Speaking of protected health information (PHI), medical records are usually required by attorneys handling personal injury, Social Security Disability and Workers Compensation cases. A detailed medical record review will have to be performed to understand the actual facts of the case. The attorney would need records from the hospitals and doctors that treated the patient after the accident, as well as the medical records before injury. This will enable the attorney to identify whether the patient is eligible to receive the compensation, whether there has been malpractice, and so on. As regards data breaches, law firms with access to protected health information are likely to be classified as “business associates” under the new HIPAA rules and are therefore bound by new security, privacy and breach notification requirements when handling such information. The final rules modifying the HIPAA Privacy, Security and Breach Notification Rules were published in the Federal Register on January 25, 2013. Lawyers and law firms that are business associates of covered entities will have to comply with existing and pending regulatory requirements, or face fines and penalties.
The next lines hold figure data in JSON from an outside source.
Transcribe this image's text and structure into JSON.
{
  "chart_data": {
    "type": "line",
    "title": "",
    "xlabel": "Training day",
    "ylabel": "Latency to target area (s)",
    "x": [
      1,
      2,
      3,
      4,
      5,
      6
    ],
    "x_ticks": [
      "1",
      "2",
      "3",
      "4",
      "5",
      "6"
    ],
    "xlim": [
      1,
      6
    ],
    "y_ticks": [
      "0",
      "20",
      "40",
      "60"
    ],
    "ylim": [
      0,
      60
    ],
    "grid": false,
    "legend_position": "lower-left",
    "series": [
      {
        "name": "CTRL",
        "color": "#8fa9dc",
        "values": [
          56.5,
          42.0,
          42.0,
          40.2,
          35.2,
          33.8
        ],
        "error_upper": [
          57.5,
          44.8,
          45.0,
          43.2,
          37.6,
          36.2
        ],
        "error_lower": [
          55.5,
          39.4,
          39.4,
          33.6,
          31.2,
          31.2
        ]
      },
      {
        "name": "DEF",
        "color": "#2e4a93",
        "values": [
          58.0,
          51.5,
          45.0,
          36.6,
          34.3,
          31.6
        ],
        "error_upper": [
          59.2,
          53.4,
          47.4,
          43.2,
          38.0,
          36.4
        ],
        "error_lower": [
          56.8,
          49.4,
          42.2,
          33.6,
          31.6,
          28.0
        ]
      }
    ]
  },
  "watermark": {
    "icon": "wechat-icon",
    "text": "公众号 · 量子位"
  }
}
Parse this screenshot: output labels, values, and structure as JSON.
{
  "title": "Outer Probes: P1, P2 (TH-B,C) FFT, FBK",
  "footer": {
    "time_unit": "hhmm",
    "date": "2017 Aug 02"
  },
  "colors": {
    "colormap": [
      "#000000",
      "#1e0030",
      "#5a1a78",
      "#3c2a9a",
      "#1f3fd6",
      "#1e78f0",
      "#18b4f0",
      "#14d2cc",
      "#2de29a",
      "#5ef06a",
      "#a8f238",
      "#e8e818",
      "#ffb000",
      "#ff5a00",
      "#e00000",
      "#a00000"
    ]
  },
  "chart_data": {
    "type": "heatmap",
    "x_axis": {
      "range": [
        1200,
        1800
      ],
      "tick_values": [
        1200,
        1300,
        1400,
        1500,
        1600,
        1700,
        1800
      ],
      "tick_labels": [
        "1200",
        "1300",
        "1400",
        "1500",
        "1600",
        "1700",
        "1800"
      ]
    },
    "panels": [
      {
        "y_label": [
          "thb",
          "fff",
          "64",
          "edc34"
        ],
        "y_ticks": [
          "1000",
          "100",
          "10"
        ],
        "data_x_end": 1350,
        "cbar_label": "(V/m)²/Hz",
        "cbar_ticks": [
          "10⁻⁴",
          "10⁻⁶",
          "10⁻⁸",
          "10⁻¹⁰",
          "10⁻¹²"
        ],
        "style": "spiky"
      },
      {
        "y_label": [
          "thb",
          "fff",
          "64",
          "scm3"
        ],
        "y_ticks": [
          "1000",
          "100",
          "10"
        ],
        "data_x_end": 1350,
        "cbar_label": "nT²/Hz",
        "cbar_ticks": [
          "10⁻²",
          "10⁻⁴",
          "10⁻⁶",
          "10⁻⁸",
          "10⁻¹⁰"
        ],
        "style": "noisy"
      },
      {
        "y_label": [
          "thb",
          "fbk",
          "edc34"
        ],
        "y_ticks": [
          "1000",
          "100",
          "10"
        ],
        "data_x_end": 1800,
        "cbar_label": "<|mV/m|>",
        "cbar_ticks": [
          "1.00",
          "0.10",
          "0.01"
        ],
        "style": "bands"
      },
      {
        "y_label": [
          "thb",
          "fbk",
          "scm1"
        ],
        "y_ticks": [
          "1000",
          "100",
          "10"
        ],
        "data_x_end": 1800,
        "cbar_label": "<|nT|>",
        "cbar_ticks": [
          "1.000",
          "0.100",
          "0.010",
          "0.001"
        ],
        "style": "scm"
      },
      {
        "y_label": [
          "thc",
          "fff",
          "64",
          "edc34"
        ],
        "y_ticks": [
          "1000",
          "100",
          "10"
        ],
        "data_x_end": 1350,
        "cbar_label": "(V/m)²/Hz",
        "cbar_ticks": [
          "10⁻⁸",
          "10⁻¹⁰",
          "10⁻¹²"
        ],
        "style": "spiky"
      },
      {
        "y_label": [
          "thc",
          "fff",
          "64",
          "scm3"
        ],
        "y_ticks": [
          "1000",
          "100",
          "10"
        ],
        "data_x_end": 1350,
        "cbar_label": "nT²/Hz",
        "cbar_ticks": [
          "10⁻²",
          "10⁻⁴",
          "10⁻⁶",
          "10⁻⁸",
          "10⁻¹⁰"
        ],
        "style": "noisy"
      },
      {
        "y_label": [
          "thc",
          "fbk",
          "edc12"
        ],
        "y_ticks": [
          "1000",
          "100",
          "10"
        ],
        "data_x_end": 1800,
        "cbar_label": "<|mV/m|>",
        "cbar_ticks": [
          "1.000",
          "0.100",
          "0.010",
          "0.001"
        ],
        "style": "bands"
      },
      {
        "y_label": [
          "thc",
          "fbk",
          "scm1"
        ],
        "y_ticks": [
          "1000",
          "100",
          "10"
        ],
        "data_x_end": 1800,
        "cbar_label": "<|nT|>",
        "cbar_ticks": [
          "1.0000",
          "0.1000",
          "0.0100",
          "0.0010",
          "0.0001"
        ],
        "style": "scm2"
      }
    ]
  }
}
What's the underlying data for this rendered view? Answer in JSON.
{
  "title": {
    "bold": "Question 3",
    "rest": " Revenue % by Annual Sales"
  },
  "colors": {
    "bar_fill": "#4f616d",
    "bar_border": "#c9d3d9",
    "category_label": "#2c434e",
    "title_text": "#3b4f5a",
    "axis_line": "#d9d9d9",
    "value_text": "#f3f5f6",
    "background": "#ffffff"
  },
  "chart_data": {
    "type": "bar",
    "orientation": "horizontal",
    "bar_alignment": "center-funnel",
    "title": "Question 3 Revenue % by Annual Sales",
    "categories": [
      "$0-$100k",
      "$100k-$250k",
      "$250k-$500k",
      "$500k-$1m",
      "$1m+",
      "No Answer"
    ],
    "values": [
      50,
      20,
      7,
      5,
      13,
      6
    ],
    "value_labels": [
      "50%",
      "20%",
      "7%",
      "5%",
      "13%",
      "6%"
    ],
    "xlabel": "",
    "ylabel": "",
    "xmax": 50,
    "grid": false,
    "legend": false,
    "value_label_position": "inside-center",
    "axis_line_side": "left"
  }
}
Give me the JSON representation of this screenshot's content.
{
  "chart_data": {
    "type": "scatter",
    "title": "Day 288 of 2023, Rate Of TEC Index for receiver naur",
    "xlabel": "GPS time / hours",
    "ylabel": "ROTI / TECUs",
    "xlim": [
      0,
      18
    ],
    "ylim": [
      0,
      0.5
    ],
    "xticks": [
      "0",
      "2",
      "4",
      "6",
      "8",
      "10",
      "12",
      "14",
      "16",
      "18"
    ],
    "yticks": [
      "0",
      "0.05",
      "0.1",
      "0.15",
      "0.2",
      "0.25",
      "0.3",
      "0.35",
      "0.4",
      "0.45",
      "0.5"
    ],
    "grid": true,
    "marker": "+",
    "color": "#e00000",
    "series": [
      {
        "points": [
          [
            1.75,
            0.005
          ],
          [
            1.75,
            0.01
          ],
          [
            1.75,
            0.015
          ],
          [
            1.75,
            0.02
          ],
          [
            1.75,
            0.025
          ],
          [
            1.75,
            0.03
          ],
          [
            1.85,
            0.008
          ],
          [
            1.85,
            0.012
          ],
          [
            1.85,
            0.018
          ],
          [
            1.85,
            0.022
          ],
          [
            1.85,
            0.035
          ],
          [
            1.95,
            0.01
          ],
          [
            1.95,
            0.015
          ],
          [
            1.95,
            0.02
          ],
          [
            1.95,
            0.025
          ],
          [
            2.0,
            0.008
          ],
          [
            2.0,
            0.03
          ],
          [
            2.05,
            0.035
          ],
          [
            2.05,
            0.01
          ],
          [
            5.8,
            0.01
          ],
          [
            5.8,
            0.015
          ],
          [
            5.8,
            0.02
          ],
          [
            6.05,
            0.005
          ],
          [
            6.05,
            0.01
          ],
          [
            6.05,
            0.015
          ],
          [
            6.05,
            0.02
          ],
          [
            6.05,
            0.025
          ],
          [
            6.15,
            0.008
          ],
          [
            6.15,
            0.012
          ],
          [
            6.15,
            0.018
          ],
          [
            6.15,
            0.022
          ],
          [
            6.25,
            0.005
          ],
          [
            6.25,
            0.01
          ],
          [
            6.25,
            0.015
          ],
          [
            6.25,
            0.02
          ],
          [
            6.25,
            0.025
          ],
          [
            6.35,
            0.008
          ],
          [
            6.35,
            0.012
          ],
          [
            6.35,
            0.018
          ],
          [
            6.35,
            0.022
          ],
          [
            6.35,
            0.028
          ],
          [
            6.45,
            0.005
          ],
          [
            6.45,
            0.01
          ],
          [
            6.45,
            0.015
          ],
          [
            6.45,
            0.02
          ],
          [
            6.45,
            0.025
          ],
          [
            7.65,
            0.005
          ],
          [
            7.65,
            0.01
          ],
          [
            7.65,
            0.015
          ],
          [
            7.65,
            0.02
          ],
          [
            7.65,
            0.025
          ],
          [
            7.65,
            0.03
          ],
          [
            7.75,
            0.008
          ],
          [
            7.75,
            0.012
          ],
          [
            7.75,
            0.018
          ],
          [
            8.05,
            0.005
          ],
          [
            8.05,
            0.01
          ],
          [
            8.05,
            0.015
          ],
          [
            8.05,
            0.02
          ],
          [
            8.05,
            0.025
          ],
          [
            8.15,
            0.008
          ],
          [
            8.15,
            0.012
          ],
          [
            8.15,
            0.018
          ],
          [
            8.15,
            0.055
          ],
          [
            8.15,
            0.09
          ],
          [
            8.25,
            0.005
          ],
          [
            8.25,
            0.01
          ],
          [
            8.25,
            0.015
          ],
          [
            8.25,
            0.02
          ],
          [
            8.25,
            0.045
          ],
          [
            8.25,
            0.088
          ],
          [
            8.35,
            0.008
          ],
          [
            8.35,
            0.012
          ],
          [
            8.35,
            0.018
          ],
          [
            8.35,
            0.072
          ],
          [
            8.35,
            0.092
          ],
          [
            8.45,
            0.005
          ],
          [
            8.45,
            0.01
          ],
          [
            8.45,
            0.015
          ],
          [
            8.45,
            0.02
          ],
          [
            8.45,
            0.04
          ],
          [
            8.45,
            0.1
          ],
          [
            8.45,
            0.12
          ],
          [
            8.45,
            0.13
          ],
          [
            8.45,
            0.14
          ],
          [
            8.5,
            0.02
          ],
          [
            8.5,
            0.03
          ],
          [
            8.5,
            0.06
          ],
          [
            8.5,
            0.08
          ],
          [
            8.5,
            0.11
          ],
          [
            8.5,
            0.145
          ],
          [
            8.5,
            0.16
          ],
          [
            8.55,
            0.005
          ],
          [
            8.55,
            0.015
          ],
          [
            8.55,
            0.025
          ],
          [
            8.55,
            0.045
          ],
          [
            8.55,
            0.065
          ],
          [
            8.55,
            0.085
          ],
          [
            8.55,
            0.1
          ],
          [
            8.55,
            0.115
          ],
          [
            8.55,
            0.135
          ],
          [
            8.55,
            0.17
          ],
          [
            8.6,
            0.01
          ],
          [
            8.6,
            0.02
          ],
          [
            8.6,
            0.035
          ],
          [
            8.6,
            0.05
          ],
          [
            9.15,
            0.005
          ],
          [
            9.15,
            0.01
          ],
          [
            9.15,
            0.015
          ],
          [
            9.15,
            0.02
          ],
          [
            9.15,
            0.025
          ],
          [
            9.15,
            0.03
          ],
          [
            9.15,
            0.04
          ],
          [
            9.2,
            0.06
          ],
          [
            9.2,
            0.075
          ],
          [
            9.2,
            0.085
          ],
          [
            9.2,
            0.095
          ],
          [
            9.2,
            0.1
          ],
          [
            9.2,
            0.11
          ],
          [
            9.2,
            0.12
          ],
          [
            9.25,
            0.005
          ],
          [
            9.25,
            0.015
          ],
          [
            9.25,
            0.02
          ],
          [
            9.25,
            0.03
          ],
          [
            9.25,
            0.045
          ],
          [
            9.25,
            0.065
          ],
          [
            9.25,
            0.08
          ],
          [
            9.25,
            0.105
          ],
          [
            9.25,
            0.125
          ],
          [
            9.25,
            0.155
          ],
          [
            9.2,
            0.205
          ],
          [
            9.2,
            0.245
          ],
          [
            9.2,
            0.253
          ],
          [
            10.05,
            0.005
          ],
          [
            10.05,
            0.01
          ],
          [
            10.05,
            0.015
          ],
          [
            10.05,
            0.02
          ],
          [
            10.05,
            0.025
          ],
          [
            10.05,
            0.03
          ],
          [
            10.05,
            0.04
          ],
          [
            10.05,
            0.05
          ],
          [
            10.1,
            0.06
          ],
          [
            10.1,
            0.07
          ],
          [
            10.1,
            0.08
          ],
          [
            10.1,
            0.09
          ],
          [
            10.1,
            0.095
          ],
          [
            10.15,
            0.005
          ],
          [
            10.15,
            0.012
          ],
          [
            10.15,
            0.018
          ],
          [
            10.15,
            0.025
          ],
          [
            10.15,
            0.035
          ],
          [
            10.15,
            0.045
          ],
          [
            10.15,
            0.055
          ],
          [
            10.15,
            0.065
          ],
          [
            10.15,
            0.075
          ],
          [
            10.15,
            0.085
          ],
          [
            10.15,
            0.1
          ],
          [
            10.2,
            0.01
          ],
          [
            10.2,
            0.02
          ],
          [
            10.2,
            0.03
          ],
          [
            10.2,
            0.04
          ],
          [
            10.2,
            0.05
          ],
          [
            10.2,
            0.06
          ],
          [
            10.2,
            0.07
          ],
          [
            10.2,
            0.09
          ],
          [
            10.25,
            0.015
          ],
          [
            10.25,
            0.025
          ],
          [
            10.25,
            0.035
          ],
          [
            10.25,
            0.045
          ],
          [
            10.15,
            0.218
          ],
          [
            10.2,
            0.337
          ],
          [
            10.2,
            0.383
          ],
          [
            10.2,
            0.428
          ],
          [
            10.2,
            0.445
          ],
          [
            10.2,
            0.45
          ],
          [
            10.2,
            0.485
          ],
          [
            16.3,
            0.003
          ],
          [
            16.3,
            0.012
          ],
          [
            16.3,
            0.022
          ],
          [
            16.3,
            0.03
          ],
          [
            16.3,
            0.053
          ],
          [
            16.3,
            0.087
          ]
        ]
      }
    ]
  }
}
Legal entities that are business associates are now directly liable for:
- Unauthorized use and disclosure of PHI
- Not providing notification of breach to the covered entity if unsecured PHI is compromised or accessed without authorization
- Not providing access to a copy of the PHI to the covered entity, the individual or the individual’s representative as specified in the business associate agreement
- Not disclosing PHI required by the Secretary of the CMS (Centers for Medicare & Medicaid Services ) to investigate/determine the business associate’s compliance with HIPAA rules
- Not providing an accounting of disclosures of the PHI
- Not complying with the requirements of the Security Rule
This means that law firms, lawyers and attorneys in the U.S. that are business associates of covered entities must become HIPAA ready by performing a risk analysis, designating a security official, establishing a risk management program, conducting employee training, and having written policies and procedures in place. Legal entities such as the above must have administrative, physical and technical safeguards ready to protect the confidentiality, integrity and accessibility of PHI.